6. The method of claim 1, wherein the host operating system is a multi-core CPU hardware platform that comprises a processor having a plurality of processor cores.

7. The method of claim 1, wherein the host operating system is a multi-threaded CPU hardware platform that comprises a processor having a plurality of virtual processing elements.

8. The method of claim 1, wherein the target operating system is an object module for scaleable processor architecture.

9. The method of claim 1, wherein the target operating system is a fully linked object module in ELF format comprising an ELF header.

10. The method of claim 9, further comprising:

transferring an execution of the forked plurality of processes to an entry point of the object module in accordance with the ELF header.

11. A system, comprising:

a loading element loading a target operating system into a host operating system, wherein the host processing space includes a memory pool;

a mapping element mapping the memory pool into a plurality of processes;

a scheduling element scheduling tasks within one of the processes to create a multitasking environment;

a forking element forking the plurality of processes;

a sharing element sharing the mapped memory pool and the loaded target operating system with the forked plurality of processes, thereby providing the plurality of processes with shared access to the memory pool; and

a managing element managing the scheduled tasks within the multitasking environment.

12. The system of claim 11, wherein the managing element further comprise:

at least one symmetric multiprocessing mechanism within the target operating system.

13. The system of claim 11, further comprising:

a board support mechanism within the target operating system, wherein the board support mechanism identifies an instance of one of the processes.

14. The system of claim 11, further comprising:

an inter-processor interrupt mechanism within the host operating system, wherein the inter-processor interrupt mechanism issues a signal to interrupt an execution of one of the processes.

15. The system of claim 11, wherein the host operating system is a multi-CPU hardware platform that comprises a plurality of CPU processors.

16. The system of claim 11, wherein the host operating system is a multi-core CPU hardware platform that comprises a processor having a plurality of processor cores.

17. The system of claim 11, wherein the host operating system is a multi-threaded CPU hardware platform that comprises a processor having a plurality of virtual processing elements.

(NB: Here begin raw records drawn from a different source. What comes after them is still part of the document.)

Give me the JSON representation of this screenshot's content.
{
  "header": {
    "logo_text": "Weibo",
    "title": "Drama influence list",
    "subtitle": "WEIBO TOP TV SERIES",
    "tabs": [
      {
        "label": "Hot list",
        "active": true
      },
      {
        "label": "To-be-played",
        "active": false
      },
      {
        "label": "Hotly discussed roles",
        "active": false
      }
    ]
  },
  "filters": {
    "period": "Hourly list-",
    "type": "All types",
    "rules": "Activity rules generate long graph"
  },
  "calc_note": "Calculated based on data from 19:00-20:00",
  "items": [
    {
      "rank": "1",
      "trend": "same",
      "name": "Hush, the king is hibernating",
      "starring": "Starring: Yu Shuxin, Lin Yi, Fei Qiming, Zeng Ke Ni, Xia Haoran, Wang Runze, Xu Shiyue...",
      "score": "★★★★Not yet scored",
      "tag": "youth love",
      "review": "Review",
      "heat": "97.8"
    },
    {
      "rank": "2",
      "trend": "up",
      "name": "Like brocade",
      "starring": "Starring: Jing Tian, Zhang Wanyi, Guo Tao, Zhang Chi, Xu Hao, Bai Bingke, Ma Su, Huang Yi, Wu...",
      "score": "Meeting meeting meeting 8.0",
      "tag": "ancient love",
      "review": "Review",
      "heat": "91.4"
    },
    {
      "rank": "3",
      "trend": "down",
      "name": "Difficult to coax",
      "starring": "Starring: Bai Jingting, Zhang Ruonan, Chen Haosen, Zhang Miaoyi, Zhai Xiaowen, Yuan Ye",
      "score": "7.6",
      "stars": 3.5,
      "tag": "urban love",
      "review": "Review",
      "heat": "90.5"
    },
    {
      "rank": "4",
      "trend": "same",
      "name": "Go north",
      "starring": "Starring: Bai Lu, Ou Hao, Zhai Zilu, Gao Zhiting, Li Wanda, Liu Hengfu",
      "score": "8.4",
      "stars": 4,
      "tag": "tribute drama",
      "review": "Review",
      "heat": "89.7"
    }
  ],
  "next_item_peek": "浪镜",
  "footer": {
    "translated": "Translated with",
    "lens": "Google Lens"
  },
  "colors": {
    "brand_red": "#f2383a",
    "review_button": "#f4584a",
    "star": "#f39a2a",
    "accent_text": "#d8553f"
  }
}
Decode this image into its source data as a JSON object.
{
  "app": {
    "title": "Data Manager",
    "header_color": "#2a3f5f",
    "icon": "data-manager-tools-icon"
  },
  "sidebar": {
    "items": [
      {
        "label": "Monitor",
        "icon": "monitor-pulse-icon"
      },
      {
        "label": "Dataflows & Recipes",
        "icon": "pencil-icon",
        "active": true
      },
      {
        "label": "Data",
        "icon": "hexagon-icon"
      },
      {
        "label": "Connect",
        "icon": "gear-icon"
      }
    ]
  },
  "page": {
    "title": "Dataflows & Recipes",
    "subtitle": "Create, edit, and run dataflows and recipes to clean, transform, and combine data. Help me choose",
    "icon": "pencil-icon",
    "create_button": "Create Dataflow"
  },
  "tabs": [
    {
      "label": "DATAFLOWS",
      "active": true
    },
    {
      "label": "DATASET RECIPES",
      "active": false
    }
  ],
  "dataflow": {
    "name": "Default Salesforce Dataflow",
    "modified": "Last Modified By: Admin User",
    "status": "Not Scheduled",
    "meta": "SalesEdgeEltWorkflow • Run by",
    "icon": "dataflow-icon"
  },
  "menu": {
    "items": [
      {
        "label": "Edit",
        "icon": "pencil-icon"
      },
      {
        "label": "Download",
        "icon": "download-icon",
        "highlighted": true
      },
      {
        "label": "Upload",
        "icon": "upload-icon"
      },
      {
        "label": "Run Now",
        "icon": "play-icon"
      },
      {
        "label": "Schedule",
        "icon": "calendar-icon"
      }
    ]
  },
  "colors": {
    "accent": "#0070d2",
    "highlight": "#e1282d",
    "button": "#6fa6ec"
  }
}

18. The system of claim 11, wherein the target operating system is an object module for scaleable processor architecture.

19. The system of claim 11, wherein the target operating system is a fully linked object module in ELF format comprising an ELF header.

20. The system of claim 19, further comprising:

a transferring element transferring an execution of the forked plurality of processes to an entry point of the object module in accordance with the ELF header.

21. A computer readable storage medium including a set of instructions executable by a processor, the set of instructions operable to:

load a target operating system into a host operating system, wherein the host processing space includes a memory pool;

map the memory pool into a plurality of processes;

schedule tasks within one of the processes to create a multitasking environment;

fork the plurality of processes;

share the mapped memory pool and the loaded target operating system with the forked plurality of processes, thereby providing the plurality of processes with shared access to the memory pool; and

manage the scheduled tasks within the multitasking environment.